Trinidad and Tobago
Area 1,980 square mi (5,128 square km)
Population 1.354 million 2014
Highest Point 3,102 ft (940 m)
Lowest Point 0 m
GDP $28.88 billion 2014
Primary Natural Resources petroleum, natural gas, cocoa, sugarcane, rice.
THE TWO CARIBBEAN SEA islands of Trinidad and Tobago had separate histories until they were joined together as one colony under the British in 1888, then as one nation upon independence in 1962. Today, the islands are among the most wealthy in the region thanks to sizeable resources of petroleum and natural gas.
Trinidad and Tobago lie off the main arc of the Antilles chain, closer and geologically more similar to VENEZUELA (only 7 mi or 11 km) than to its nearest island neighbor, GRENADA. Its mountain ranges and offshore oilfields are extensions of the same features across the narrow channels separating it from the Venezuelan mainland (called the Mouth of the Dragon and the Mouth of the Serpent).
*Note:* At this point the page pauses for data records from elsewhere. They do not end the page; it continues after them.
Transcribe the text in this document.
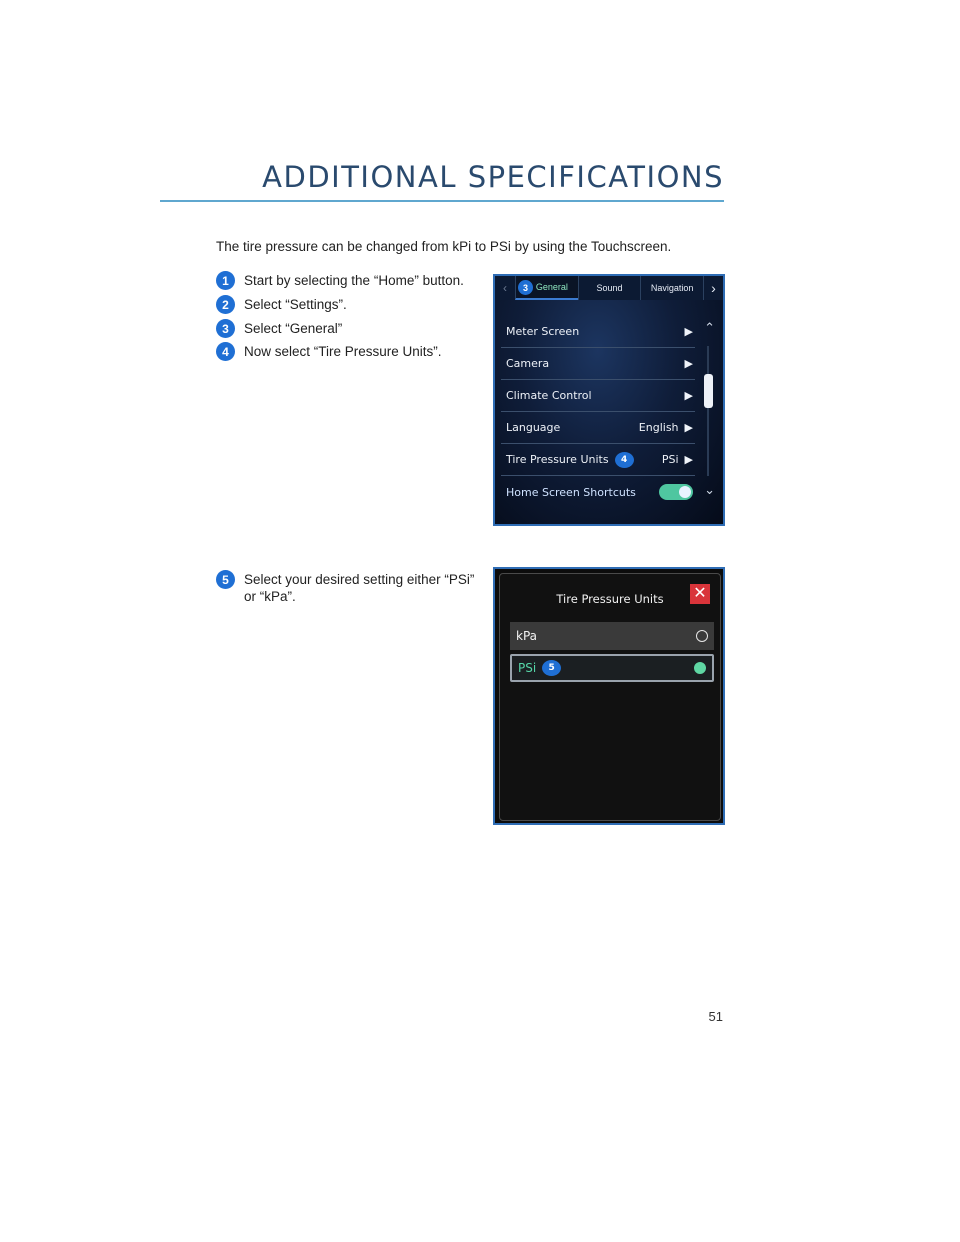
ADDITIONAL SPECIFICATIONS
The tire pressure can be changed from kPi to PSi by using the Touchscreen.
1	Start by selecting the “Home” button.
2	Select “Settings”.
3	Select “General”
4	Now select “Tire Pressure Units”.
5	Select your desired setting either “PSi” or “kPa”.
‹	3 General	Sound	Navigation	›
Meter Screen	▶
Camera	▶
Climate Control	▶
Language	English ▶
Tire Pressure Units	4	PSi ▶
Home Screen Shortcuts
⌃
⌄
Tire Pressure Units	✕
kPa
PSi	5
51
The islands also share a more continental climate—wetter and hotter—than the other islands of the Caribbean and had a fairly large native population akin to the Caribs and Arawaks on the continent. The area was therefore ripe for plantation of the two major features of the islands, religion and cash crops, reflected in the names of the two islands: Trinidad for the Holy Trinity (and also for the three peaks first spotted by Christopher Columbus in 1498), and Tobago for tobacco, grown by the natives. Neither the natives nor the tobacco survived, however, and by the 19th century, sugar plantations dominated the economy, and laborers were imported from Africa and INDIA, forming the basis of the population today. Trinidad was held by SPAIN until captured by the British in 1797. Tobago, unique among the islands of the Caribbean, started out as a colony of the Duke of Courland, a small state in the Baltic (today’s LATVIA), before it too passed to British control (via Dutch and French) in 1763.
Today’s population reflects this interesting ancestry, with a nearly even split between those with African and Indian ancestry. French and Spanish influences remain, intermixed with cultural elements of African and South Asian peoples—notably in the music and dance forms known as calypso. The black population lives mostly in the cities, while the Asians have spread throughout the rural areas.
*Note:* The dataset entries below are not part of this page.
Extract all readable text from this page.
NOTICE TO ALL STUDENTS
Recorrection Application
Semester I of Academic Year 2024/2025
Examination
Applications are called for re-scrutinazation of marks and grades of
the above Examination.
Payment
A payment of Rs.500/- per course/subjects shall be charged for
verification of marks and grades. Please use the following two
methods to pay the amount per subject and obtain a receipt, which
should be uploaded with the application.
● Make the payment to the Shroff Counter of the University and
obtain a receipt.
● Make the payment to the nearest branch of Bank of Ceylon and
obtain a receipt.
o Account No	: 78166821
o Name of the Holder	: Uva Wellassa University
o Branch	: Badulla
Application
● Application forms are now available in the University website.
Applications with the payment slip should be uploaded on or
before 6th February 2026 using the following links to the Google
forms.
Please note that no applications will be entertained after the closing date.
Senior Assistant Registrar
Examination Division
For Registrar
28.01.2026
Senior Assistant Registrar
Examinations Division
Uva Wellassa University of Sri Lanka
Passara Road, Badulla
Generally peaceful coexistence is sometimes disrupted by political tension, however, as demonstrated
by an unsuccessful coup in 1990 by Muslim extremists. The two islands also retain a separate identity from each other. Trinidad is physically much larger and has by far the larger population (only 51,000 people live on Tobago, compared to over 1 million on Trinidad). Trinidad also has the nation’s stores of natural resources, and has therefore been more developed for industry and production, while Tobago remains largely undeveloped, focusing instead on tourism.
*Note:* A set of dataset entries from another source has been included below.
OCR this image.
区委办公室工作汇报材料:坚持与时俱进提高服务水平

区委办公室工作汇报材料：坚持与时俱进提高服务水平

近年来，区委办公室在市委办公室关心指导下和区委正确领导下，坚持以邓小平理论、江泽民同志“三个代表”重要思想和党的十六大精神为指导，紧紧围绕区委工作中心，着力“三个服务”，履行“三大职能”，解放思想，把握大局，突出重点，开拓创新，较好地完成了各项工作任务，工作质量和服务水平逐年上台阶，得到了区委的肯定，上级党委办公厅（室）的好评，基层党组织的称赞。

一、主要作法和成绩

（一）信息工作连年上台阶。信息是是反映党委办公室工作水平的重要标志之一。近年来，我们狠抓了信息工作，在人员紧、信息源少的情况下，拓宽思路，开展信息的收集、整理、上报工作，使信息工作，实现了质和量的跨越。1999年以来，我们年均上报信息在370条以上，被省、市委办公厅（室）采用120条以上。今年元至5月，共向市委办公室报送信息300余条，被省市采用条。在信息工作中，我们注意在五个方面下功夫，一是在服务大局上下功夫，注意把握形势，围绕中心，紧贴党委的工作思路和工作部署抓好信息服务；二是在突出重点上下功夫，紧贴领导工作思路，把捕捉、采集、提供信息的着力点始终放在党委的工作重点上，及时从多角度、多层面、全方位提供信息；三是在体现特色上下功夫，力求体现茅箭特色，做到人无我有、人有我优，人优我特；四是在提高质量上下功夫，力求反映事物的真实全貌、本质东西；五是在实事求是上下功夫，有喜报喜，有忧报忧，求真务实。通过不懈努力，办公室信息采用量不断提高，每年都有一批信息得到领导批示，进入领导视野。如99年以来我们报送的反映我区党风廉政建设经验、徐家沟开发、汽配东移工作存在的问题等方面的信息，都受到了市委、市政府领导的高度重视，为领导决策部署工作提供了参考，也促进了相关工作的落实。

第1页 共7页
Trinidad is formed of three mountain ranges, roughly parallel, traveling from west to east across the island. The Northern Range is the highest. Its forested slopes plunge vertically into the sea along the northern coast. Most of the population lives in an urban corridor extending east and west from the capital, Port-of-Spain, along the southern flanks of the Northern Range.The center of the island is flat and is home to most of the sugar industry but also other tropical crops like rice and cacao. Oil and gas reserves are found in the southwestern part of the island and also offshore. Besides developing itself as a producer of crude oil, Trinidad is a center for refining and reexporting oil products from Venezuela. These businesses have been booming for the last decade and have helped contribute to the stable economy (about a fourth of the gross domestic product) that has established Trinidad’s reputation as a great site for foreign investment.
Tobago, 20 mi (32 km) to the northeast, is volcanic in origin, with a central range of hills, and a flat coralline coastal area in the southwest, where the island’s principal town, Scarborough, is located. Tobago is cooler and drier than Trinidad, with isolated inlets and beaches, that are becoming the island’s chief draw for tourism. Trinidad and Tobago lies south of the Caribbean hurricane belt, meaning greater security for island investors. It is hoped that these newer industries, foreign investment and tourism, will keep the country’s prosperity going when the oil runs out in the not too distant future.